Core Concepts
Policy-guided diffusion generates synthetic trajectories that balance action likelihoods under both the target and behavior policies, leading to plausible trajectories with high target policy probability while retaining low dynamics error.
Abstract
The content discusses a method called policy-guided diffusion (PGD) for generating synthetic training data in offline reinforcement learning (RL) settings.
The key insights are:
- Offline RL suffers from distribution shift between the behavior policy (which collected the offline data) and the target policy being trained. This leads to an out-of-sample issue where the target policy explores regions underrepresented in the offline data.
- Prior work has proposed using autoregressive world models to generate synthetic on-policy experience. However, these models suffer from compounding error, forcing short rollouts that limit coverage.
- PGD instead models entire trajectories using diffusion models, which avoid compounding error. It then applies guidance from the target policy to shift the sampling distribution towards high-likelihood actions under the target policy.
- This yields a "behavior-regularized target distribution" that balances action likelihoods under both the behavior and target policies.
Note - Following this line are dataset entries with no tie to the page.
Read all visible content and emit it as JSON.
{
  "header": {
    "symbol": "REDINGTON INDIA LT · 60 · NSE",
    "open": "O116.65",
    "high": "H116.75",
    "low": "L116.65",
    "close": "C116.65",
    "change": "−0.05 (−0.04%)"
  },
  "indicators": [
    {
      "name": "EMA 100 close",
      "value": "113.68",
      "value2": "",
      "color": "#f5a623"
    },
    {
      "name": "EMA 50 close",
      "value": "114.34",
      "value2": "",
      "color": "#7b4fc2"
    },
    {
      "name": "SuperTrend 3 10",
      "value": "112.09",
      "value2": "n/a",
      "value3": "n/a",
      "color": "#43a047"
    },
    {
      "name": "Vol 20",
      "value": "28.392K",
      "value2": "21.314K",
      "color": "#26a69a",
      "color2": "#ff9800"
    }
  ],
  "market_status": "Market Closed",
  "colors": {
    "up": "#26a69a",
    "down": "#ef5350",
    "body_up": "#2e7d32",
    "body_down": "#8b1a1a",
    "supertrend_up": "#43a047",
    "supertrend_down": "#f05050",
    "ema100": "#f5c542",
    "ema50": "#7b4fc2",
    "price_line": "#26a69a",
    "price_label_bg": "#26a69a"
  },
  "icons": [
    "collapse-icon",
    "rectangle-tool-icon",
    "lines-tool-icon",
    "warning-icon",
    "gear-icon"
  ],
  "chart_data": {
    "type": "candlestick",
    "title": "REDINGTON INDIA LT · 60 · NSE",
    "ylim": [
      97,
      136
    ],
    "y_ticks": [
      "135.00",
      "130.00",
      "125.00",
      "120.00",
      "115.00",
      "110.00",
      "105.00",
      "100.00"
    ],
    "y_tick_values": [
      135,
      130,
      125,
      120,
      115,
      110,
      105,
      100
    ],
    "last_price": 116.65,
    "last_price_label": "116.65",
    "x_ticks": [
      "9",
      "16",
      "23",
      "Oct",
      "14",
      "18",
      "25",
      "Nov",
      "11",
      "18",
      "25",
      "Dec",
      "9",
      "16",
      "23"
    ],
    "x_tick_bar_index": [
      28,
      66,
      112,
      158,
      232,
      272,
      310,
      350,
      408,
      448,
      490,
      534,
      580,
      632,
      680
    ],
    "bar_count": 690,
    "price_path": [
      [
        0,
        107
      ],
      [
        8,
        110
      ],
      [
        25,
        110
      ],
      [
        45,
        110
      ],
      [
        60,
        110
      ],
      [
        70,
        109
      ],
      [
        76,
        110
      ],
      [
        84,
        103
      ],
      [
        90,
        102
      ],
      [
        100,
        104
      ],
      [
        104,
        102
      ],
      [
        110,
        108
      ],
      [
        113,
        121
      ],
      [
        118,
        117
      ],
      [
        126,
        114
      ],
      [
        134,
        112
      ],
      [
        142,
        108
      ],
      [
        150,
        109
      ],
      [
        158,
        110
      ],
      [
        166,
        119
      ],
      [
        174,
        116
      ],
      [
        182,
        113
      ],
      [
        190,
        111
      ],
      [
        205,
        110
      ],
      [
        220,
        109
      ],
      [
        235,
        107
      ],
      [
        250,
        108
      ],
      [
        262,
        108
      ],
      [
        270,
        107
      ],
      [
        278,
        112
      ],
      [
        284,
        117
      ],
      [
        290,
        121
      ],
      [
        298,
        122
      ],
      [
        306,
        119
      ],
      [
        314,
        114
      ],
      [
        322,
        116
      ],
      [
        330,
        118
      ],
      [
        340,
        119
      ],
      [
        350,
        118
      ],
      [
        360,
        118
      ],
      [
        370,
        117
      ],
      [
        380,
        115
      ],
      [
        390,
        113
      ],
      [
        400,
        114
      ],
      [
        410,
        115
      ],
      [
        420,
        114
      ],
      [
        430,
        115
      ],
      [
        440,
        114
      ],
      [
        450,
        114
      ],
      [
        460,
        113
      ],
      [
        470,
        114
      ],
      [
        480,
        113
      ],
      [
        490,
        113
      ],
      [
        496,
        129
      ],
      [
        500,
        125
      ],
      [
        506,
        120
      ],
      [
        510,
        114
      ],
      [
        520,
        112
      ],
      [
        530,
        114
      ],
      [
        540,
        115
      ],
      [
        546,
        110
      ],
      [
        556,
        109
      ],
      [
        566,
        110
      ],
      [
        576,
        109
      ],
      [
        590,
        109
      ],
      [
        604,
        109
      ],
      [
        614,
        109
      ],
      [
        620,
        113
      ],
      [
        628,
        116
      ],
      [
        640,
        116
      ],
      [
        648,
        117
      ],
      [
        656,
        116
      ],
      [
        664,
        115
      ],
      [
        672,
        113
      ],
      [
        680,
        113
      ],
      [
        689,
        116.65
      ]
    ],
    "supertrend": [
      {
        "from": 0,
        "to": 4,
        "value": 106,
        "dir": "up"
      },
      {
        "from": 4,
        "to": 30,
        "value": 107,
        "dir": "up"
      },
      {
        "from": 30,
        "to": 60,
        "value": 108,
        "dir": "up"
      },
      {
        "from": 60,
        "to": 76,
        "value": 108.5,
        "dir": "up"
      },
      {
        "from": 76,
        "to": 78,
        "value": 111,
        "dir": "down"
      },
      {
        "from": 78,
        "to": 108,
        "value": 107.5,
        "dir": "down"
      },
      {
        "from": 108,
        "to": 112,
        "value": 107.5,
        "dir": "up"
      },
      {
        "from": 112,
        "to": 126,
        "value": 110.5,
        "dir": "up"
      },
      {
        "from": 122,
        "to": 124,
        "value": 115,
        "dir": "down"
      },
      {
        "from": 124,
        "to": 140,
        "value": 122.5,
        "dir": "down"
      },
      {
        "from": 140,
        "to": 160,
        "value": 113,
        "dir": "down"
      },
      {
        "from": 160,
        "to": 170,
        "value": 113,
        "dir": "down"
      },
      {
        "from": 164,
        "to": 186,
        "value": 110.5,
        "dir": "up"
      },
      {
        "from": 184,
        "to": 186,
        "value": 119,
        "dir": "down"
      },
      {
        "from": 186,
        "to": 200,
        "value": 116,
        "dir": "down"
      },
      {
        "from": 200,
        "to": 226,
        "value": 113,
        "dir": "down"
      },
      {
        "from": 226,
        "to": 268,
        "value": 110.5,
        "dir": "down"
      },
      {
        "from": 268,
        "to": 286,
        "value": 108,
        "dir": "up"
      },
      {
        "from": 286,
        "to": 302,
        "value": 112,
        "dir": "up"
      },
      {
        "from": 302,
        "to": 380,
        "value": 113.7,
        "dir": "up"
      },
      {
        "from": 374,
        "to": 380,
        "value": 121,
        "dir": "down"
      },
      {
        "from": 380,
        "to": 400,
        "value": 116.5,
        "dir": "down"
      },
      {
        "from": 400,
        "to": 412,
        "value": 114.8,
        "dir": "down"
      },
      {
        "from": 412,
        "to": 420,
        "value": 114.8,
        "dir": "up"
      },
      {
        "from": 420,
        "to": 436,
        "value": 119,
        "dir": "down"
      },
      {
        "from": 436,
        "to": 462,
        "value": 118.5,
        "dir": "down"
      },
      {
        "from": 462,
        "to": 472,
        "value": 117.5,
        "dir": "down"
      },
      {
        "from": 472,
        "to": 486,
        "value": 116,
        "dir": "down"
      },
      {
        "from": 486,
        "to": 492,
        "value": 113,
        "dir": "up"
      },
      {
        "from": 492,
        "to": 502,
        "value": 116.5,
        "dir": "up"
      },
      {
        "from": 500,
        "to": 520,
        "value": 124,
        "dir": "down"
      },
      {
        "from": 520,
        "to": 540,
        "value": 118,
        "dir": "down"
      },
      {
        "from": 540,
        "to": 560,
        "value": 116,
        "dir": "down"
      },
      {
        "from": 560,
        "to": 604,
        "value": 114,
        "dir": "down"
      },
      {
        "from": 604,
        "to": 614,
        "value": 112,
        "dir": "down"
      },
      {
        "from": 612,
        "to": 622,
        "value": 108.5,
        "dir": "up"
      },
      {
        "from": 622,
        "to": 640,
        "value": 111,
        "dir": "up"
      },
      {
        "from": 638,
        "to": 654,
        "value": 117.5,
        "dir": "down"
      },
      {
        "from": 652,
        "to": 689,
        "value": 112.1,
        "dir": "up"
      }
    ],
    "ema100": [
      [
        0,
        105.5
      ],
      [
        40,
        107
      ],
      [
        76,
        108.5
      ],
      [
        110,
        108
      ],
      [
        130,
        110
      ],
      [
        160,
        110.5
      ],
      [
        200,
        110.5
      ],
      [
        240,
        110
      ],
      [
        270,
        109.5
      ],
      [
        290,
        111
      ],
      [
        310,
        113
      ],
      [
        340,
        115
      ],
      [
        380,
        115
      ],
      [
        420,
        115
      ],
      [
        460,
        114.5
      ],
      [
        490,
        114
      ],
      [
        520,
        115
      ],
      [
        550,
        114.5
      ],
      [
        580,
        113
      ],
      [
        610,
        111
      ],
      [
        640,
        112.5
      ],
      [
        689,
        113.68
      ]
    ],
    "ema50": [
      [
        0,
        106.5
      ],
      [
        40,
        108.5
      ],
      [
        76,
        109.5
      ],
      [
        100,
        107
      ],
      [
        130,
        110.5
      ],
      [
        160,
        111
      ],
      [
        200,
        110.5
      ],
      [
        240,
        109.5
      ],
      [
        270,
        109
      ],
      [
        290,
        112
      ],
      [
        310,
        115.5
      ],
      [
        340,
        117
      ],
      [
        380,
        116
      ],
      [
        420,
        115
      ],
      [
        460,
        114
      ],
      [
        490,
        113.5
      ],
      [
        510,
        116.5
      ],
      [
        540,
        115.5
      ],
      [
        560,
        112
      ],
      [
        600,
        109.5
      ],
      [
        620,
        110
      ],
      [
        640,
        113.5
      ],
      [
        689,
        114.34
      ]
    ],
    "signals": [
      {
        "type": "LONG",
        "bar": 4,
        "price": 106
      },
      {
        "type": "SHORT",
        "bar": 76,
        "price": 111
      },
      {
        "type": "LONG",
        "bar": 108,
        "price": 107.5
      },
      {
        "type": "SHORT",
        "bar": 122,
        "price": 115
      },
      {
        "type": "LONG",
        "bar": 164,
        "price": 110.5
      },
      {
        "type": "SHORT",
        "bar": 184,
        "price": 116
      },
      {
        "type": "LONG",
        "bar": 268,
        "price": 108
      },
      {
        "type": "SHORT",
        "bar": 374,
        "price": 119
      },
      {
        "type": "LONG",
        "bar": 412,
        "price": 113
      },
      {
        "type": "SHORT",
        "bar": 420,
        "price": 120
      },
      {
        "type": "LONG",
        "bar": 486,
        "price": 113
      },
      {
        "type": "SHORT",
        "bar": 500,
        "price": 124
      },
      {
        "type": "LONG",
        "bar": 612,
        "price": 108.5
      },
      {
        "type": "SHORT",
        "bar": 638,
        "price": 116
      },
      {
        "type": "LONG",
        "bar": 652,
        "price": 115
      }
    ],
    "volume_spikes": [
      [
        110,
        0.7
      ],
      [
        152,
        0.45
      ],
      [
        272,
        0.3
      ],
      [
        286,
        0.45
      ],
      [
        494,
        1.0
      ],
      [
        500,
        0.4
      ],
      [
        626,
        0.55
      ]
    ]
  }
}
This retains the benefits of diffusion (low dynamics error) while generating trajectories more representative of the target policy.
- Experiments show that agents trained on PGD-generated synthetic data outperform those trained on real or unguided synthetic data, across a range of environments and behavior policies. PGD also achieves lower dynamics error than prior autoregressive world model approaches.
Stats
The content does not provide any specific numerical data or metrics. It focuses on describing the policy-guided diffusion method and comparing it qualitatively to prior approaches.
Quotes
The content does not contain any direct quotes that are particularly striking or support the key arguments.